TEMPO.CO, Jakarta - Kebijakan Menteri Susi dianggap merugikan pengusaha lokal. Banyak sekali atau hampir 75 persen kapal nelayan legal yang terdaftar (berizin) tidak bisa beroperasi karena tidak diberi surat layak operasi. Selain itu hampir semua unit pengolahan ikan kosong karena tidak ada pasokan. “Pengangguran nelayan dan buruh pengolahan ikan meluas,” kata Wajan Sudja, Sekretaris Jenderal Asosiasi Budidaya Ikan Laut Indonesia saat berkunjung ke kantor redaksi Tempo Jumat 22 Mei 2015.
Direktur Utama PT Indonesia Mariculture Industries, Esther Satyono, mengatakan pemerintah tidak transparan dan pengusaha ikut dirugikan oleh moratorium. Evaluasi kapal eks asing sudah selesai tai hasilnya tidak pernah diumumkan. Kapal yang dianggap lolos evaluasi sebanyak 225 kapal menunggu kejelasan nasib. “Kami tetap tidak bisa berlayar mencari ikan,” kata Esther kepada Tempo. Yang membuat pengusaha khawatir, Menteri Susi malah memperpanjang moratorium hingga November 2015.
Sejak November tahun lalu, pemerintah memaksa stop operasi seluruh kapal buatan asing (kapal eks asing) atau moratorium kapal eks-asing. Aturan itu seharusnya habis pada akhir April 2015. Sebanyak 1.132 kapal eks-kapal asing milik 187 perusahaan lantas di analisis dan dievaluasi oleh Tim Satuan Tugas Anti Illegal Fishing.

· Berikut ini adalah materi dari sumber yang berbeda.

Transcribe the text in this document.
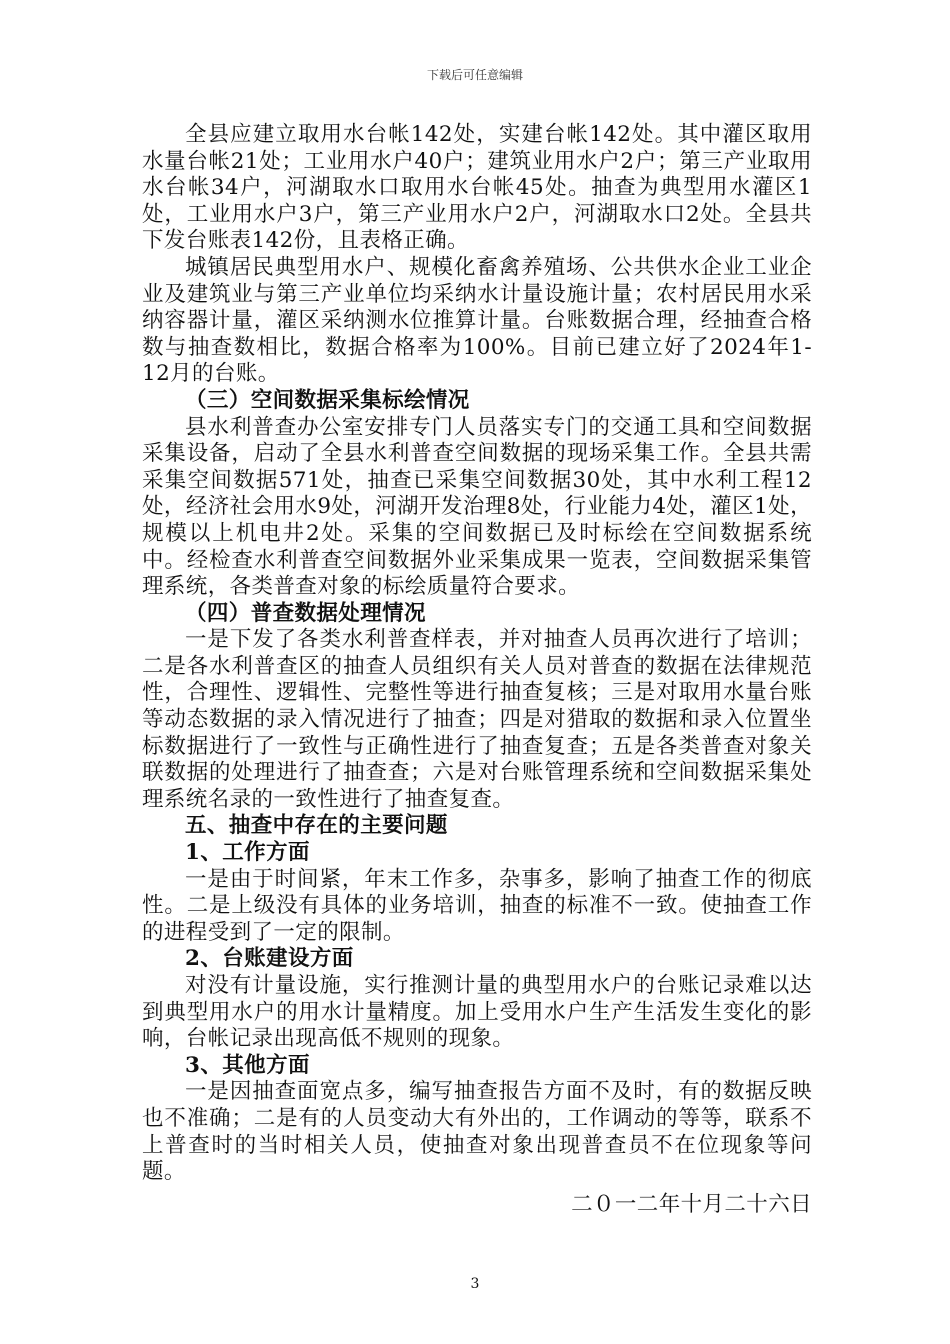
下载后可任意编辑

全县应建立取用水台帐142处，实建台帐142处。其中灌区取用水量台帐21处；工业用水户40户；建筑业用水户2户；第三产业取用水台帐34户，河湖取水口取用水台帐45处。抽查为典型用水灌区1处，工业用水户3户，第三产业用水户2户，河湖取水口2处。全县共下发台账表142份，且表格正确。

城镇居民典型用水户、规模化畜禽养殖场、公共供水企业工业企业及建筑业与第三产业单位均采纳水计量设施计量；农村居民用水采纳容器计量，灌区采纳测水位推算计量。台账数据合理，经抽查合格数与抽查数相比，数据合格率为100%。目前已建立好了2024年1-12月的台账。

（三）空间数据采集标绘情况

县水利普查办公室安排专门人员落实专门的交通工具和空间数据采集设备，启动了全县水利普查空间数据的现场采集工作。全县共需采集空间数据571处，抽查已采集空间数据30处，其中水利工程12处，经济社会用水9处，河湖开发治理8处，行业能力4处，灌区1处，规模以上机电井2处。采集的空间数据已及时标绘在空间数据系统中。经检查水利普查空间数据外业采集成果一览表，空间数据采集管理系统，各类普查对象的标绘质量符合要求。

（四）普查数据处理情况

一是下发了各类水利普查样表，并对抽查人员再次进行了培训；二是各水利普查区的抽查人员组织有关人员对普查的数据在法律规范性，合理性、逻辑性、完整性等进行抽查复核；三是对取用水量台账等动态数据的录入情况进行了抽查；四是对猎取的数据和录入位置坐标数据进行了一致性与正确性进行了抽查复查；五是各类普查对象关联数据的处理进行了抽查查；六是对台账管理系统和空间数据采集处理系统名录的一致性进行了抽查复查。

五、抽查中存在的主要问题

1、工作方面

一是由于时间紧，年末工作多，杂事多，影响了抽查工作的彻底性。二是上级没有具体的业务培训，抽查的标准不一致。使抽查工作的进程受到了一定的限制。

2、台账建设方面

对没有计量设施，实行推测计量的典型用水户的台账记录难以达到典型用水户的用水计量精度。加上受用水户生产生活发生变化的影响，台帐记录出现高低不规则的现象。

3、其他方面

一是因抽查面宽点多，编写抽查报告方面不及时，有的数据反映也不准确；二是有的人员变动大有外出的，工作调动的等等，联系不上普查时的当时相关人员，使抽查对象出现普查员不在位现象等问题。

二０一二年十月二十六日

3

Hasilnya sebanyak ada 907 kapal itu atau sekitar 80 persen dinyatakan didiskualifikasi karena terbukti melakukan beragam pelanggaran. “Selain itu 42 perusahaan yang tergolong melakukan pelanggaran sangat berat akan dicabut izinnya,” ujar Ketua Satgas Mas Achmad Santosa.
Achmad yang akrab disapa Ota ini menjelaskan, 42 perusahaan yang direkomendasikan dicabut izinnya telah terbukti melakukan pelanggaran sangat berat di antaranya kapal yang dimiliki bukan kapal Indonesia melainkan milik asing, anak buah kapal hampir seratus persen asing, serta adanya dugaan kerja paksa terhadap ABK. Melihat pelanggaran fantastis itu, Tim Satgas lantas merekomendasikan pemerintah membenahi regulasi, terutama Undang-Undang Perikanan yang masih bolong-bolong.
Ota mengatakan daftar 225 kapal eks asing belum dikeluarkan lantaran Tim masih melakukan evaluasi lanjutan. Mereka baru dianggap lolos aturan penggunaan anak buah kapal asing, alat tangkap tak ramah lingkungan, serta kelengkapan dokumen penangkapan maupun pengangkut ikan. Namun mereka belum dievaluasi dari aspek keuangan dan pajaknya. “Kami juga perlu mengecek aspek legalitasnya,” kataOta kepada Tempo kemarin.